On the seventh day, God rested. But for four years, I didn’t.
My body finally said “No more!” I was laid out on the couch for two weeks, stressed and exhausted. Four years of continuous strategizing and deliberating had taken its toll.
On top of running my businesses, I was involved in major campaign to clean up the air in Prince George, once considered the armpit of Canada. Our group garnered the support of the community, we negotiated with government, and industry came onboard and worked considerably to reduce their impact on the airshed. Odour was cut by 60 per cent and particulate was reduced by 40 per cent.
We made a difference. But every day for those four years, I worked on the project, even on my days off, and I paid the price.
One of the key principles of many of the creation stories integral to the major religions is the concept of having a day of rest. I’m old enough to remember the days when almost every business closed on Sunday. Sundays were a time for church, socializing and family dinners. You wouldn’t drive by a construction site and see workers, there would be no road works, no grocery shopping and no car sales.
Things are different now. But should they be?
Just as I worked myself to exhaustion because I didn’t give my brain a rest, many of us have given up on the thought of having a day off each week.
Many of the women I know work all week, and the weekend is for working at home, doing laundry and cooking up a storm for the coming week. Many of the men I know work five or six days a week and on their days off, they’re busy fixing up the house, completing the honey-do list.
Business owners work seven days a week to ensure that their business – which they now feel needs to be open seven days a week – is running smoothly. Many business owners, even on their day off, are thinking about the business. They can’t shut their minds off. They’re frazzled trying to figure out how to get the business working better, how to get it making money.
But does all this busyness pay?
My partner in our retail stores insisted from day one that we be open long hours, seven days a week. While I disagreed, he put up the money and had a little more pull than I did.
For many years, being open late and on Sundays were conveniences for our customers that didn’t really pay. A few years ago, we cut back our hours and measured the difference. I also decided to start closing one of our locations on Sunday to see if it would make a difference. It was difficult to find staff who wanted to work Sundays. In reality, Sunday sales were only marginal.
Cutting our hours and closing on Sundays did make a difference – a positive difference!
Closing Sundays didn’t hurt the business. In fact, our sales didn’t drop. People who shopped on Sunday now came during the week. Saturdays and Mondays became a little busier.
When we cut our hours and closed Sundays, the business became more profitable because our labour costs were reduced. My staff were happier since they didn’t have to work Sundays and could spend time with their families. Everyone seemed more rested.

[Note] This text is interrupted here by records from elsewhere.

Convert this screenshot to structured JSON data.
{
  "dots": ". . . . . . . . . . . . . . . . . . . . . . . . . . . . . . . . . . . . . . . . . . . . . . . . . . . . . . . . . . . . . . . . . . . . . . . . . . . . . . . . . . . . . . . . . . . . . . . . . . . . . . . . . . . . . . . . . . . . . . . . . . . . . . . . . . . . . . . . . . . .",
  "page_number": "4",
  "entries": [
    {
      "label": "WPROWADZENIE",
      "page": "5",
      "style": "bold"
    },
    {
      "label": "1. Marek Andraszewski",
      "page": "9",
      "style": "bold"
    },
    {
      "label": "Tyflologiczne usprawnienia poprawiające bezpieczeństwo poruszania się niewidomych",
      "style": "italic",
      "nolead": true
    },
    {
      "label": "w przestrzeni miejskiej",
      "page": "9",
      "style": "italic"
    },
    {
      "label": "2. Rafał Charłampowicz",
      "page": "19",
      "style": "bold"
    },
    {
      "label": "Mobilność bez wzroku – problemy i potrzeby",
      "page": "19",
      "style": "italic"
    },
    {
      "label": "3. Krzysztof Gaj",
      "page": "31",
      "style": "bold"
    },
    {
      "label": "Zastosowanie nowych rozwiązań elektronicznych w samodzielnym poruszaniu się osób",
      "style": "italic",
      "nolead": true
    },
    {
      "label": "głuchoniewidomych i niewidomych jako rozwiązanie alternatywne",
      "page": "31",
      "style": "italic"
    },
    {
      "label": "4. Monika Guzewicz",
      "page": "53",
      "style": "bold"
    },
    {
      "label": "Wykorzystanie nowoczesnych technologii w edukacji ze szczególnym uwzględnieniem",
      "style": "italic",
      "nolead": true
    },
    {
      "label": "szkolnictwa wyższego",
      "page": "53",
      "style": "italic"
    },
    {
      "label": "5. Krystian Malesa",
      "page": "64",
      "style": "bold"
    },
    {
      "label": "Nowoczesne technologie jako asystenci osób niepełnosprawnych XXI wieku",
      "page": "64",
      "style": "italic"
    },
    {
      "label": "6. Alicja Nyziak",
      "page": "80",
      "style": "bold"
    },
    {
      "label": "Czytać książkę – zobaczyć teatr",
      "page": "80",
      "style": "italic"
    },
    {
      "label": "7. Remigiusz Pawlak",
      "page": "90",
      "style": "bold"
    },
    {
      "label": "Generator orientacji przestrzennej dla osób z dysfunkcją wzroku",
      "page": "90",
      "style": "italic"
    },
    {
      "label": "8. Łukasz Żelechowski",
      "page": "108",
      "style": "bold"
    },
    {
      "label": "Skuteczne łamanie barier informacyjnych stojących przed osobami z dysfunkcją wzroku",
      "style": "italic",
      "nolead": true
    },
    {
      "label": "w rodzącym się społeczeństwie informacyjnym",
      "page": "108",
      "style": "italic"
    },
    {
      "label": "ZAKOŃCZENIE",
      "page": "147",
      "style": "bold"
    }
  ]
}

As business owners, we think we need to continue to drive harder. We imagine we need to push ourselves, our staff and our organizations to work more, go further and have greater sales.
But our bodies end up saying no, our minds need a rest and our staff need to have breaks. Even our customers seem to appreciate us more if there is some scarcity.
Working harder doesn’t make more money. Working smarter does. We need time off to think about other things, to pursue recreation to refresh our minds and bodies, to socialize to refresh our spirits, and contemplate to replenish our souls.
If I could have turned my brain off more during our air quality campaign, or closed that store on Sundays years before, or had more do-nothing days with my family, I believe I’d be further ahead today. And I wouldn’t be suffering the lasting effects of years of chronic stress.
How often do you have do-nothing days? Is your body starting to say “No!” to working so hard? Does your business really need operate all the hours you’re open?
Perhaps the great religions have it right about having a day of rest. Think about how you can work less so you can earn more.